Our view on what’s ahead? First, that the threat of foreclosure will remain a harsh reality for millions of American homeowners. While the crisis may be abating nationally, it is far from over. While we expect to receive calls to our HPF HOPE Hotline from thousands of homeowners every week, we know that many more will not reach out for foreclosure prevention guidance, either to HPF housing counselors or their bank. These hard-to-reach homeowners often struggle alone to remedy their challenges out of a sense of hopelessness, fear, indecision, lack of trust, embarrassment or some combination of all these and other emotional and attitudinal triggers. HPF will continue to work aggressively in the year ahead to try to connect with these homeowners and help them see that foreclosure is not the only option.
Also, as previously reported, we’ve seen a dramatic increase in calls from homeowners who are current on their mortgages but are in danger of default; we expect that trend to continue in 2013. More and more homeowners are calling to speak to our housing counselors before they get behind on their payments. Our counselors have helped untold numbers of homeowners hold onto their homes by taking a broader view of their financial picture and making meaningful changes in their spending habits to follow more realistic budgets. We expect that this already- underserved need among concerned homeowners for such reliable, holistic one-on-one financial counseling that’s available at their convenience to grow in 2013.
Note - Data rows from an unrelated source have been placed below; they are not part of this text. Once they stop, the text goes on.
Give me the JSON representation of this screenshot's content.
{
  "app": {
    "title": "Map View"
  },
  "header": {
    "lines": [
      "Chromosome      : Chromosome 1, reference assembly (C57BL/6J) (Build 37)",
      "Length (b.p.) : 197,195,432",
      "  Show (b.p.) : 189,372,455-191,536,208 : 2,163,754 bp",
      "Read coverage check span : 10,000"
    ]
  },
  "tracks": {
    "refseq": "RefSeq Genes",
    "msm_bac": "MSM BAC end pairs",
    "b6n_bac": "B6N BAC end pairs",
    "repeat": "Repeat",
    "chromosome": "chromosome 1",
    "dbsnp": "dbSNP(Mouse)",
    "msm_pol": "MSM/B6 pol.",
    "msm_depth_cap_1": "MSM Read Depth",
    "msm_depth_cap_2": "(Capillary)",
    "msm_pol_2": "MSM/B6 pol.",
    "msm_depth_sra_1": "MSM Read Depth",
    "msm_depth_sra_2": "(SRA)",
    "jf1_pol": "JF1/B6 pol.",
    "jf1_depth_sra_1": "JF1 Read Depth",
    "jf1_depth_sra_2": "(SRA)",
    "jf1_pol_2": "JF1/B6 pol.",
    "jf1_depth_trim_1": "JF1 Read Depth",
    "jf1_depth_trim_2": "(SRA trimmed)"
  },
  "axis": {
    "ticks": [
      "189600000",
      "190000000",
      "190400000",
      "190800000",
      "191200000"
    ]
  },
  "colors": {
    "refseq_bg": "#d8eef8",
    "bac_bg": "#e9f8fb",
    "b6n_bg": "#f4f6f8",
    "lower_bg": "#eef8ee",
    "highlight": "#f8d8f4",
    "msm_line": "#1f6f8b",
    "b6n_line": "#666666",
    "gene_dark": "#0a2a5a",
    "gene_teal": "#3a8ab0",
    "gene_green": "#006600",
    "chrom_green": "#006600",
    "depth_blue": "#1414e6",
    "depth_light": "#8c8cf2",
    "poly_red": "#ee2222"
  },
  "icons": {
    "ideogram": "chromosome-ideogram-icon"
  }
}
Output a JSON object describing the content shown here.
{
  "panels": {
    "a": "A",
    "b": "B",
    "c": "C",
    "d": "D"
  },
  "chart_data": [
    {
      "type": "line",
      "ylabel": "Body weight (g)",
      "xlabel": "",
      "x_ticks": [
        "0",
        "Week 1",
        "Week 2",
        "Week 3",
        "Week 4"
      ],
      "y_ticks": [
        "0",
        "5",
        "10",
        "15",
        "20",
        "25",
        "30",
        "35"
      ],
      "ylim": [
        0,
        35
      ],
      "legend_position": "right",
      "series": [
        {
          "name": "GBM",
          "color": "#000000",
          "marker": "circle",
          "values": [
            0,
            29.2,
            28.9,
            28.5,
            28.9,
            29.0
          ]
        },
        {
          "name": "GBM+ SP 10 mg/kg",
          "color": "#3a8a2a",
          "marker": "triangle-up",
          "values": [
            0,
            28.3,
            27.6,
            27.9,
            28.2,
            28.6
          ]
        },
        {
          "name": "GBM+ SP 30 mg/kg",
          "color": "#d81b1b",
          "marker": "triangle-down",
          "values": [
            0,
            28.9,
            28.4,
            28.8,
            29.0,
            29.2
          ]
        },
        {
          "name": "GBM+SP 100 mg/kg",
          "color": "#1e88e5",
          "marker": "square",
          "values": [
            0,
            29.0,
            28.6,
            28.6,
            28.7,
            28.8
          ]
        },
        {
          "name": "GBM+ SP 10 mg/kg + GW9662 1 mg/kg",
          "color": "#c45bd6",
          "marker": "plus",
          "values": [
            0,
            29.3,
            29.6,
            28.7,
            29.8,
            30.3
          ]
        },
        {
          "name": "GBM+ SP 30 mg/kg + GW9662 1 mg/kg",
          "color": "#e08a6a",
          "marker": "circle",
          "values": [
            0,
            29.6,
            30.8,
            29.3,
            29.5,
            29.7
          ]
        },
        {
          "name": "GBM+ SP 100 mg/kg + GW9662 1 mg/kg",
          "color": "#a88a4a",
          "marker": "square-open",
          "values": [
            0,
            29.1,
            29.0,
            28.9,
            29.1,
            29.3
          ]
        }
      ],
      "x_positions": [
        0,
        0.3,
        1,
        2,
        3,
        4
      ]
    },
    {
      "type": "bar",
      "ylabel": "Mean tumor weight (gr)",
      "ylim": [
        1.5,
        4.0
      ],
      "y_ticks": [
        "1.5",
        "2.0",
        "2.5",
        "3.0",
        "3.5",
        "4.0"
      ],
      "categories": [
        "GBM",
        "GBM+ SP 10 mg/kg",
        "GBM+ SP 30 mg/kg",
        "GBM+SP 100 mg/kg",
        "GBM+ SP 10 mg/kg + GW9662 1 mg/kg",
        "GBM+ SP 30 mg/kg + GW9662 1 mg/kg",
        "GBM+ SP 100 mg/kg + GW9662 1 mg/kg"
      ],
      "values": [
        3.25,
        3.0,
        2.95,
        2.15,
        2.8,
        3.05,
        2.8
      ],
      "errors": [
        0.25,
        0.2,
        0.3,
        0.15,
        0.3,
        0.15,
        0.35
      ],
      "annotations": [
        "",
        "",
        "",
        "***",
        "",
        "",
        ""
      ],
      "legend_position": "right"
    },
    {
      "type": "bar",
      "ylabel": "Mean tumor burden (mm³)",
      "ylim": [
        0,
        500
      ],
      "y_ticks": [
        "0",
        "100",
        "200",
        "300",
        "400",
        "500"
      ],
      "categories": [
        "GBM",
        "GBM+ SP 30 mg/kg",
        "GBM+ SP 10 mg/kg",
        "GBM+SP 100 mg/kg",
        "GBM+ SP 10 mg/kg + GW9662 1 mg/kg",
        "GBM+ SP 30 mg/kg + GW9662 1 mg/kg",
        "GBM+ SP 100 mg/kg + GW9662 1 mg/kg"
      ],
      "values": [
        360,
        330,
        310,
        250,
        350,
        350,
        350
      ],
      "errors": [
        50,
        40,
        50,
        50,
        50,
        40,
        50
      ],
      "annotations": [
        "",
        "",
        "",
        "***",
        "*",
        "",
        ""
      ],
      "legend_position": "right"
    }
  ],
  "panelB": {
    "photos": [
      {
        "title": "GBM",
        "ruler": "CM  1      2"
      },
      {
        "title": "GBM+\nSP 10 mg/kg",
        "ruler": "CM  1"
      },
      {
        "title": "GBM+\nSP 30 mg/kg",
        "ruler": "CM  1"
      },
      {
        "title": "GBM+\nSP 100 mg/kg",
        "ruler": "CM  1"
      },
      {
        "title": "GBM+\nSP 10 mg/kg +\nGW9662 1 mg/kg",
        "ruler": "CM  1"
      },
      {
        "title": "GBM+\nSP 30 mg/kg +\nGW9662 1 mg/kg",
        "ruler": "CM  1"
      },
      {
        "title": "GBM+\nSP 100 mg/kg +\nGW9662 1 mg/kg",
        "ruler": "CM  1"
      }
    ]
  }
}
FYI: Those interested in learning more about what may be ahead for housing may be interested in a recap of a five-part series of 2013 housing predictions in the Wall Street Journal; it notes that the housing market remains fragile due to the number of underwater borrowers, but also predicts that the “shadow” inventory will continue to shrink and that credit-lending standards will remain tight in 2013.
Wishing you all a happy, healthy, and financially stable 2013.